Currently, if a European national has spent more than 10 years living continuously in the UK the Secretary of State must show that there are ‘imperative grounds’ of public security for deporting that individual. The principal issue in FV was whether time in prison interrupted the ‘continuous’ period of residence and also addressed the meaning of ‘imperative grounds’. The finding of the Court of Appeal was that ‘the continuity of residence for the purpose of regulation 21(4)(a) (ten years residence) is not broken by a period of imprisonment’ [71].
However, in a recent decision of Court of Justice of the European Union in Secretary of State for the Home Department v M.G. (Directive 2004/38/EC) Case C-400/12 the CJEU found that the same provision ‘must be interpreted as meaning that a period of imprisonment is, in principle, capable both of interrupting the continuity of the period of residence for the purposes of that provision and of affecting the decision regarding the grant of the enhanced protection provided for thereunder, even where the person concerned resided in the host Member State for the 10 years prior to imprisonment.’
The CJEU did go on to say that the fact that a person has ‘resided in the host Member State for the 10 years prior to imprisonment may be taken into consideration as part of the overall assessment required in order to determine whether the integrating links previously forged with the host Member State have been broken.’

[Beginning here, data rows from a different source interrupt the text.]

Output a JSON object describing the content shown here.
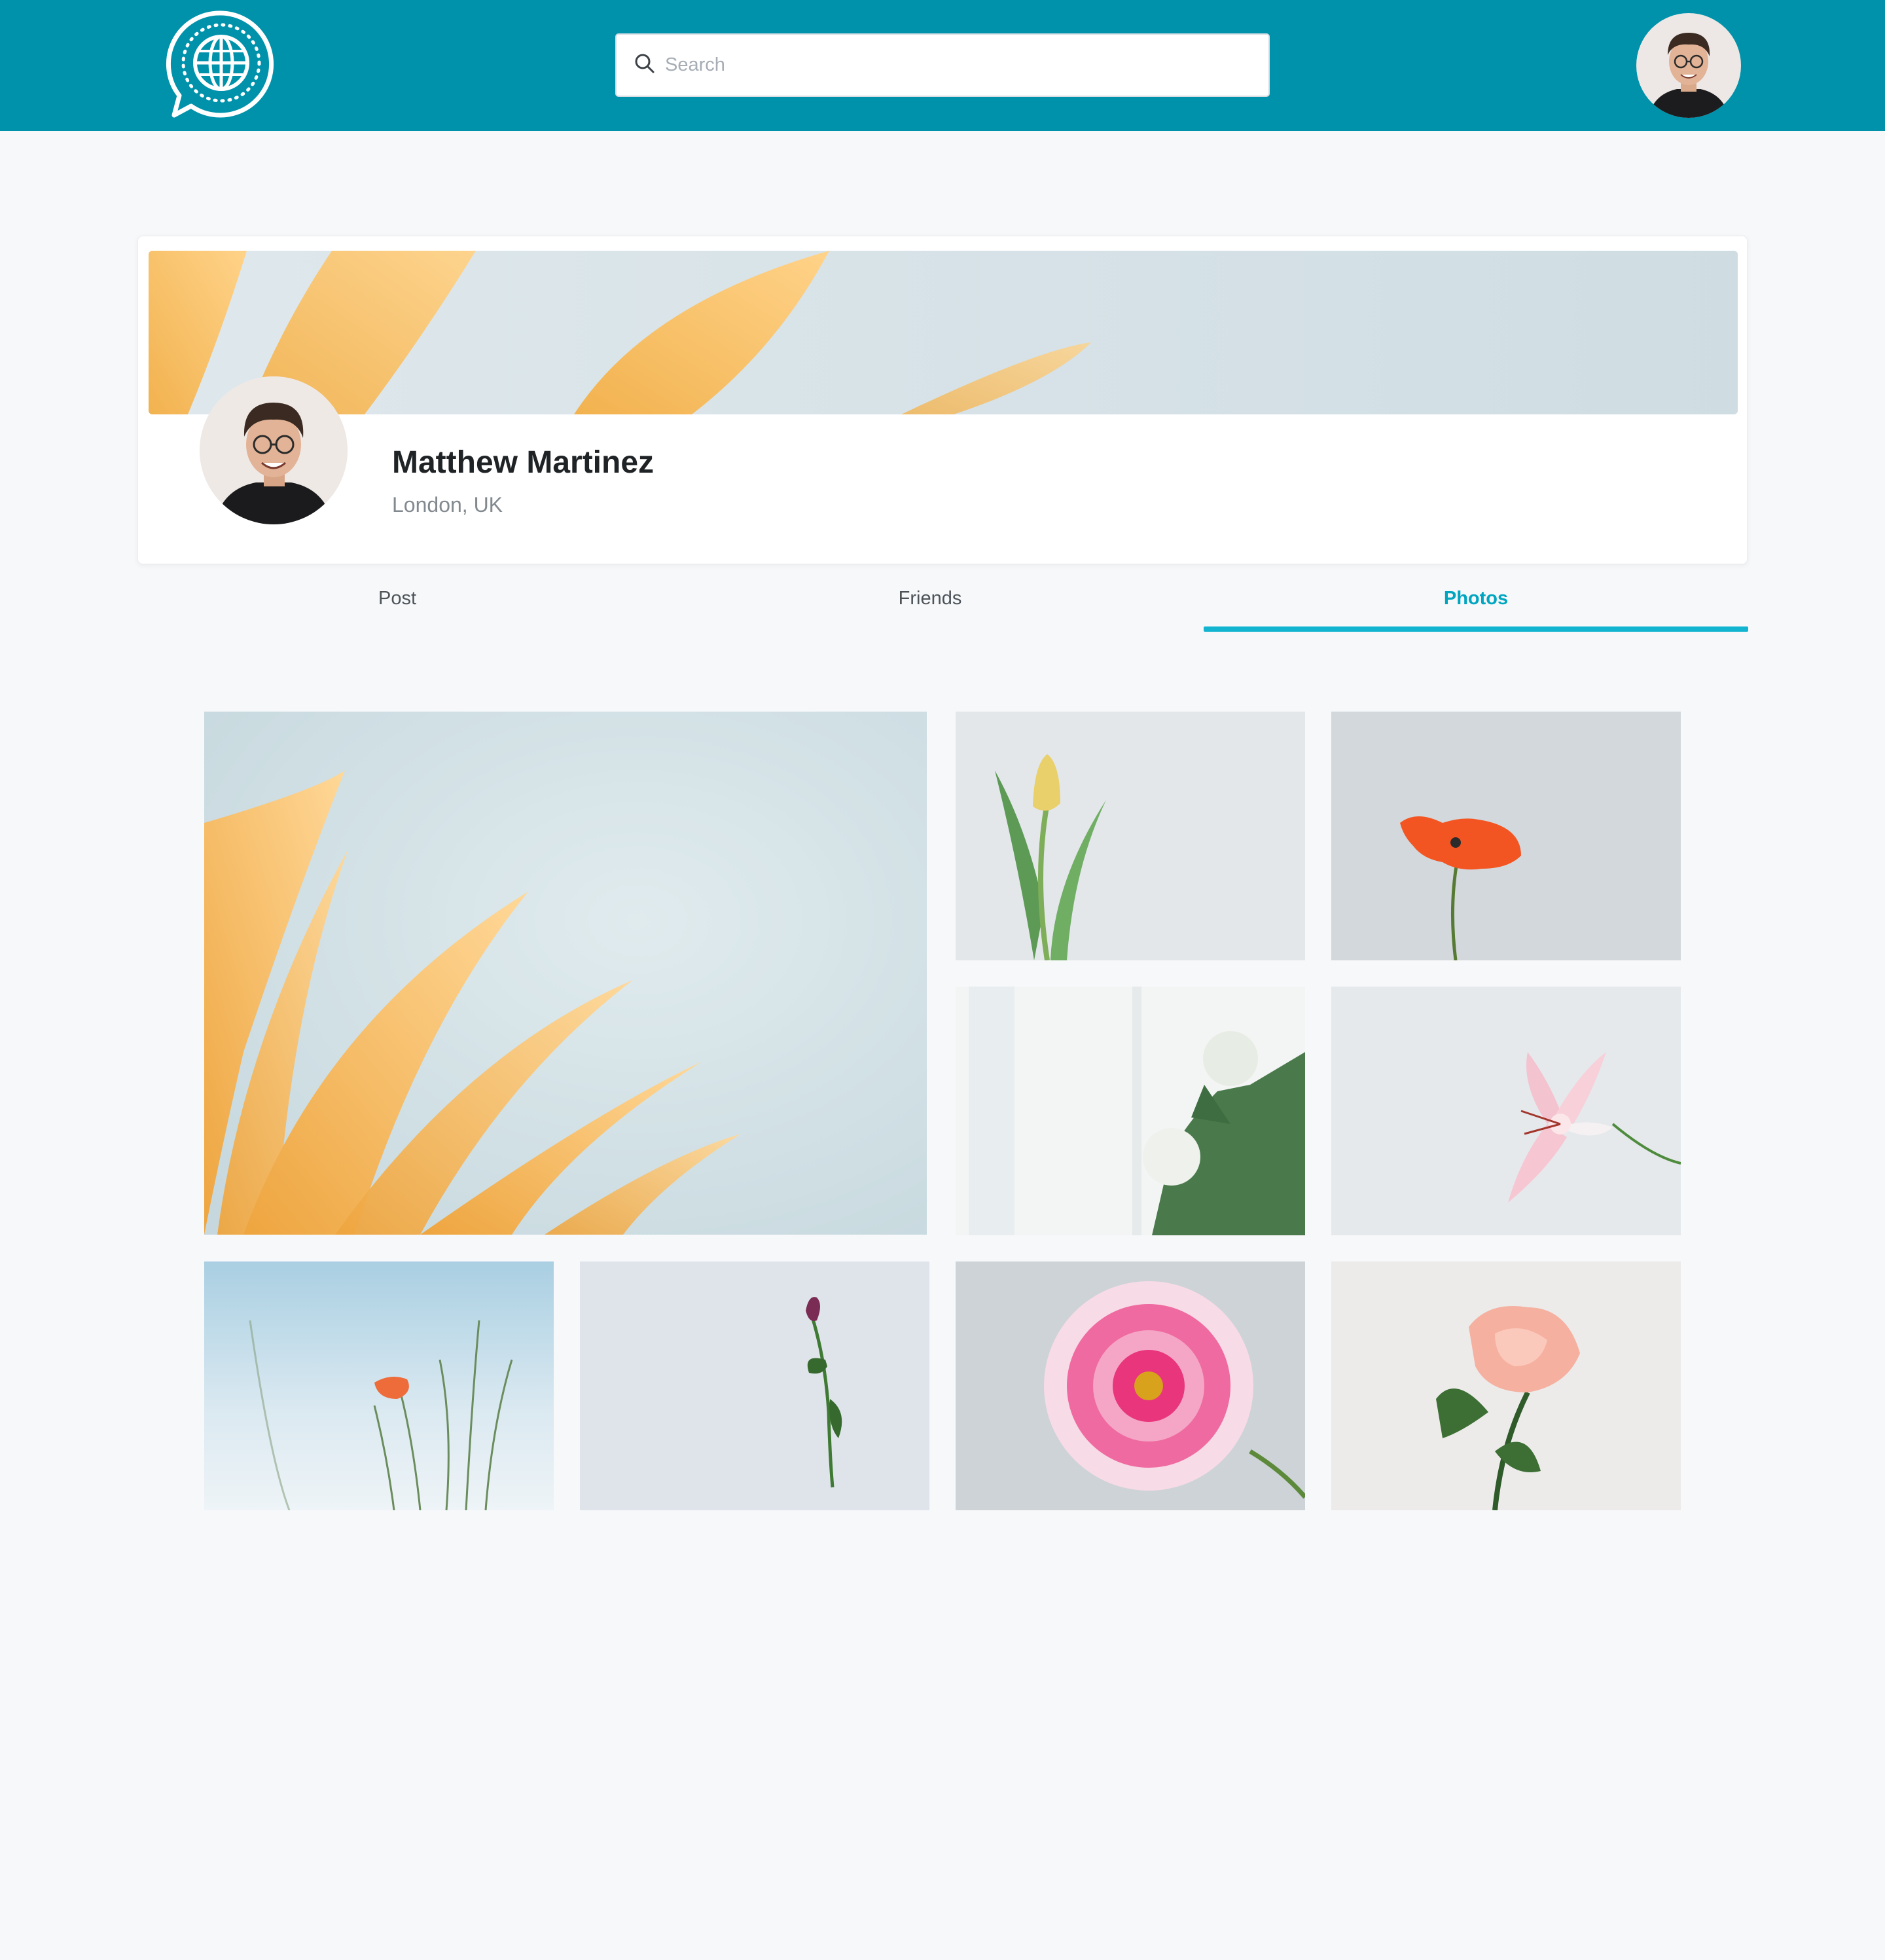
{
  "header": {
    "logo_icon": "globe-chat-icon",
    "search_placeholder": "Search",
    "search_icon": "search-icon",
    "user_avatar": "user-avatar"
  },
  "profile": {
    "name": "Matthew Martinez",
    "location": "London, UK",
    "cover": "yellow-petals-cover"
  },
  "tabs": [
    {
      "label": "Post",
      "active": false
    },
    {
      "label": "Friends",
      "active": false
    },
    {
      "label": "Photos",
      "active": true
    }
  ],
  "photos": [
    "yellow-petals-photo",
    "yellow-tulip-photo",
    "red-poppy-photo",
    "white-roses-photo",
    "pink-lily-photo",
    "orange-poppy-sky-photo",
    "purple-bud-photo",
    "pink-dahlia-photo",
    "peach-rose-photo"
  ],
  "colors": {
    "brand": "#0092aa",
    "accent": "#12b4cf",
    "background": "#f7f8fa"
  }
}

The test for long term resident European nationals who wish to resist deportation using the enhanced protection of the ‘imperative grounds’ test now appears to be
1. 10 years ‘continuous residence’ acquired before any spell in prison; AND
2. Evidence that the ‘integrating links’ during the period of incarceration have not been broken
Where does this leave FV?
The Secretary of State was granted permission to appeal to the Supreme Court against the decision of the Court of Appeal and this may now be listed in the near future. In the meantime, the decision in MG will no doubt cause confusion for the Tribunals which have to interpret these provisions with arguably less clear cut assistance from the higher courts.